Nexstim has two related, but distinct, businesses that are based on its proprietary navigated TMS (Transcranial Magnetic Stimulation) technology: the NBS (Navigated Brain Stimulation) system is employed in accurate pre-surgical mapping of the brain; and the NBT (Navigated Brain Therapy) system is used in clinical indications such as major depression and chronic pain. In August 2020 management articulated its strategic goals for 2020-24, detailing its plans to support the organic growth of both businesses and, notably, the initiatives to develop novel accelerated treatment regimens for various depression indications.
Exhibit 1 highlights the steps to improve profitability and the applications on which it will focus.
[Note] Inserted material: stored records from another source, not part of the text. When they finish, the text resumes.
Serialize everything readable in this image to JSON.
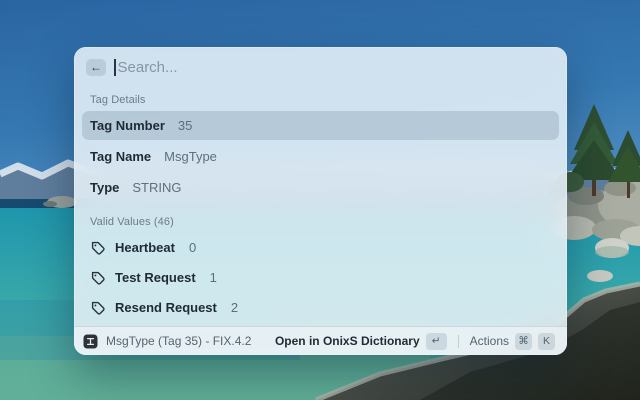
{
  "search": {
    "placeholder": "Search...",
    "back_icon": "←"
  },
  "sections": {
    "details": {
      "title": "Tag Details",
      "rows": [
        {
          "label": "Tag Number",
          "value": "35"
        },
        {
          "label": "Tag Name",
          "value": "MsgType"
        },
        {
          "label": "Type",
          "value": "STRING"
        }
      ]
    },
    "valid_values": {
      "title": "Valid Values (46)",
      "items": [
        {
          "label": "Heartbeat",
          "value": "0"
        },
        {
          "label": "Test Request",
          "value": "1"
        },
        {
          "label": "Resend Request",
          "value": "2"
        }
      ]
    }
  },
  "footer": {
    "title": "MsgType (Tag 35) - FIX.4.2",
    "primary_action_label": "Open in OnixS Dictionary",
    "primary_key": "↵",
    "actions_label": "Actions",
    "cmd_key": "⌘",
    "k_key": "K"
  },
  "colors": {
    "sky": "#2e6fa9",
    "water_turquoise": "#2ba3b2",
    "shallow_green": "#67af97",
    "rock_dark": "#2a2e28",
    "panel_tint": "#e8f0f6",
    "selected_row": "rgba(128,154,173,0.35)"
  }
}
These form the first phase of the longer-term strategy that we explore in this Update note.
Nexstim is differentiated from its TMS peers through the capabilities of its proprietary e-field navigation technology. This means the localisation and visualisation of a targeted area of the brain is highly accurate and, importantly, can be reproduced in a reliable and dependable manner (across operators and treatment centres). Such consistency and personalisation results in clinical outcomes that are materially improved in both diagnostic and treatment applications, with a sizeable body of real-world evidence now in place to support its uses. This differentiation from competition, coupled with strong endorsement from KOLs (key opinion leaders), underpins the sustained growth that has been reported and offers the prospects for widening the overall market opportunities.
Nexstim plans to leverage the use of its TMS platform into broader indications and treatment settings. Our January 2020 Outlook note provides greater detail on the background to the technology, the competitive landscape, and market opportunities. The next sections summarise the near- and medium-term activities, notably the shift towards accelerated treatment protocols, that should drive sustained growth and achieve profitability.
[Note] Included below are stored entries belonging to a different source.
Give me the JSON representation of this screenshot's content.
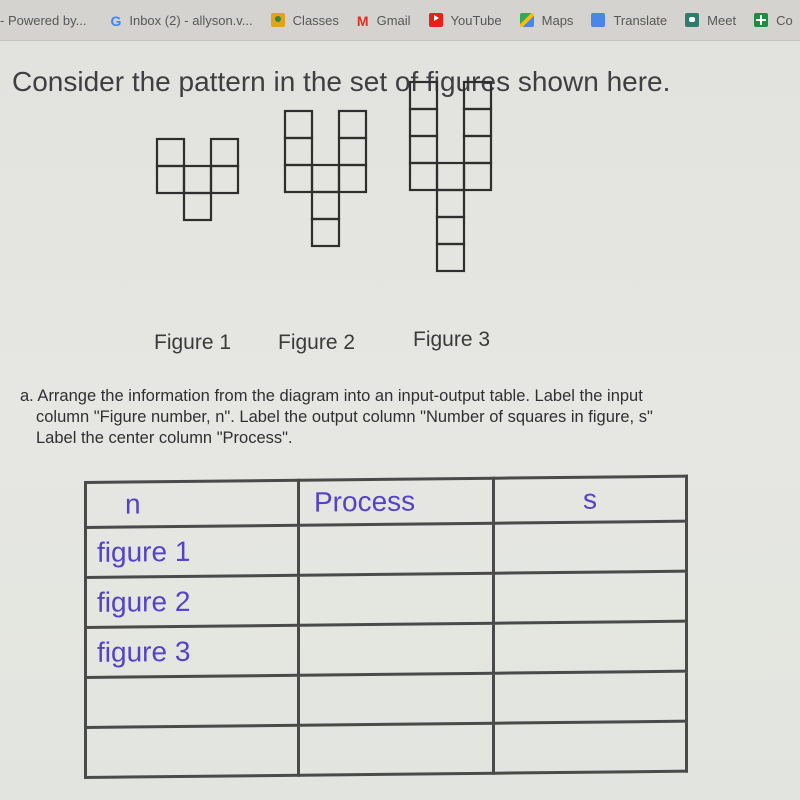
{
  "bookmarks": [
    {
      "label": "- Powered by...",
      "icon": "none"
    },
    {
      "label": "Inbox (2) - allyson.v...",
      "icon": "google-icon"
    },
    {
      "label": "Classes",
      "icon": "google-classroom-icon"
    },
    {
      "label": "Gmail",
      "icon": "gmail-icon"
    },
    {
      "label": "YouTube",
      "icon": "youtube-icon"
    },
    {
      "label": "Maps",
      "icon": "maps-icon"
    },
    {
      "label": "Translate",
      "icon": "translate-icon"
    },
    {
      "label": "Meet",
      "icon": "meet-icon"
    },
    {
      "label": "Co",
      "icon": "sheets-icon"
    }
  ],
  "title": "Consider the pattern in the set of figures shown here.",
  "figures": [
    {
      "label": "Figure 1",
      "arm_squares": 2,
      "stem_squares": 1,
      "total_squares": 6
    },
    {
      "label": "Figure 2",
      "arm_squares": 3,
      "stem_squares": 2,
      "total_squares": 9
    },
    {
      "label": "Figure 3",
      "arm_squares": 4,
      "stem_squares": 3,
      "total_squares": 12
    }
  ],
  "question": {
    "line1": "a. Arrange the information from the diagram into an input-output table.  Label the input",
    "line2": "column \"Figure number, n\".  Label the output column \"Number of squares in figure, s\"",
    "line3": "Label the center column \"Process\"."
  },
  "table": {
    "headers": [
      "n",
      "Process",
      "s"
    ],
    "rows": [
      [
        "figure 1",
        "",
        ""
      ],
      [
        "figure 2",
        "",
        ""
      ],
      [
        "figure 3",
        "",
        ""
      ],
      [
        "",
        "",
        ""
      ],
      [
        "",
        "",
        ""
      ]
    ]
  }
}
The use of TMS is increasingly gaining traction for the treatment of recalcitrant depression in Europe and, notably, in the US. Nexstim’s NBT platform is approved in Europe (CE marked) and the US (FDA approved and widely reimbursed) for the treatment of major depressive disorder (MDD). Depression remains one of the most widespread and debilitating forms of mental illness despite major pharmacological advances. First-line therapy of antidepressant medication, typically SSRIs (selective serotonin reuptake inhibitors), is prescribed by a primary care physician, with or without psychotherapy.
Referral to a psychiatrist occurs after treatment failure(s) and it is estimated that 15-40% of all MDD patients are treatment resistant (ie refractory to any pharmacological therapy), and periods of remission and relapse are common over a lifetime. Treatment-resistant depression is acknowledged as a leading cause of disability, with high levels of morbidity and mortality. The therapeutic strategies, including intrusive techniques such as Vagus Nerve Stimulation (VNS) and Electroconvulsive Therapy (ECT), reflect this. For context, ECT is associated with notable side effects and remains the most stigmatized treatment available in psychiatry, yet c 100,000 patients receive ECT annually in the US alone.
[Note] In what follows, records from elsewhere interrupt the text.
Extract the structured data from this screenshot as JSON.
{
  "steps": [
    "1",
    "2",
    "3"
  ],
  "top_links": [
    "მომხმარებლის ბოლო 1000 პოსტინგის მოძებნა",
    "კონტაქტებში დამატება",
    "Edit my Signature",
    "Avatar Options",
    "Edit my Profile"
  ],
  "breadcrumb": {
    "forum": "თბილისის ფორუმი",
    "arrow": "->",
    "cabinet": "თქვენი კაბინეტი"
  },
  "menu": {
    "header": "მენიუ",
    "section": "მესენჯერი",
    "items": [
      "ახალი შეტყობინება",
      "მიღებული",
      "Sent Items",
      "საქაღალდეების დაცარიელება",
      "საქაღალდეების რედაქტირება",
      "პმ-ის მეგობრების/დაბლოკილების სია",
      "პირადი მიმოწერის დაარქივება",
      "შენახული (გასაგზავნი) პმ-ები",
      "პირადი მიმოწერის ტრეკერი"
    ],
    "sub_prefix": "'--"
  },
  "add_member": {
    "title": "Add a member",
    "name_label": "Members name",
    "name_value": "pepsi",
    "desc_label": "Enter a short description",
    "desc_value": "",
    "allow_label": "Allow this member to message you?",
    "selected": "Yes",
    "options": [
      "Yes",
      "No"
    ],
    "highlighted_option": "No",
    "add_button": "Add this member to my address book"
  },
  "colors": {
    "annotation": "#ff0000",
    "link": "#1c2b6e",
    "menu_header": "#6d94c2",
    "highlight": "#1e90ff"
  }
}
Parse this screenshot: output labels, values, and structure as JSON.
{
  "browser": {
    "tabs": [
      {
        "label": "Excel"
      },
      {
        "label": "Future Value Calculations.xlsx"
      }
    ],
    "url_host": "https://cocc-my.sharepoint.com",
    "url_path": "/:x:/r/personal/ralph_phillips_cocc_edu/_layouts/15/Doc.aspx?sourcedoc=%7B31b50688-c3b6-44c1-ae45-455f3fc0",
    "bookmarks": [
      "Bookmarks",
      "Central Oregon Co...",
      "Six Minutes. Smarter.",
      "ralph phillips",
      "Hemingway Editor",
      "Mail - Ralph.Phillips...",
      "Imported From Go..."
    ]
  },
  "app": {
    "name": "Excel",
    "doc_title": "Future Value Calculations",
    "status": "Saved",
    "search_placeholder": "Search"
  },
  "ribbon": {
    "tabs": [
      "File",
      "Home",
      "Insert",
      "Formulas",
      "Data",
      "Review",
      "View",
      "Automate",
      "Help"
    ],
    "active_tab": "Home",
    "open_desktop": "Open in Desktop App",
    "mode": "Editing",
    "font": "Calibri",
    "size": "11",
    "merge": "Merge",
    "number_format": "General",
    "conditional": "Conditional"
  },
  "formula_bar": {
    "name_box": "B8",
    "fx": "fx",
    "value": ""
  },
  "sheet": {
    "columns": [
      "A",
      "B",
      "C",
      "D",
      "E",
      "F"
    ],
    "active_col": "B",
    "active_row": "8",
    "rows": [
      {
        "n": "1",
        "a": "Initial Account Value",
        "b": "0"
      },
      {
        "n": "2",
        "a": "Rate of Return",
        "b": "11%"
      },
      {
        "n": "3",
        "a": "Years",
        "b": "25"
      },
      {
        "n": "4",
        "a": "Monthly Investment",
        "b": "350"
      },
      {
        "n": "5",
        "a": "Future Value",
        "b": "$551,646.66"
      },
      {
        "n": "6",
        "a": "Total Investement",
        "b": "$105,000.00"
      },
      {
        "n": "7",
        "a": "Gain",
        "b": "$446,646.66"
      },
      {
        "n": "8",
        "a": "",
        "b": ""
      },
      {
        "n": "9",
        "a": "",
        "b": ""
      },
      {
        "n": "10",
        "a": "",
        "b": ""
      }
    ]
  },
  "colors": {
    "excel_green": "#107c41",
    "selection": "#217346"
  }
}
The FDA first authorised TMS for depression in 2008, when Neuronetics’ Neurostar focal iron core coil platform was approved as a de novo device. It took a decade to achieve the milestone of 1.7m treatments on 50,000 patients in the US. Further approvals, using Neurostar as the predicate device followed in 2013 (Brainsway’s H-Coil), 2015 (Magstim’s Horizon and MagVenture’s MagVita), with Nexstim’s NBT approved in December 2017 and launched in mid-2018. Within two years Nexstim has established an installed base of 28 NBT systems globally, focussed on primary care (outpatient) centres in clinics and hospitals. These posted growth of 18% at H120 (despite COVID-19 restrictions).
Treatment with rTMS usually comprises daily out-patient sessions lasting about 30 minutes, typically for two to six weeks. In depression, the activity of the left dorsolateral prefrontal cortex (DLPFC) is reduced. DLPFC is primarily associated with cognitive or executive functions, such as the maintenance and manipulation of working memory, intention formation, goal-directed action, abstract reasoning, attentional control, and emotion. It is the reappraisal and suppression of negative affect that is believed to be a protective mechanism against depression, in other words depression is associated with abnormally low levels of left DLPFC activity.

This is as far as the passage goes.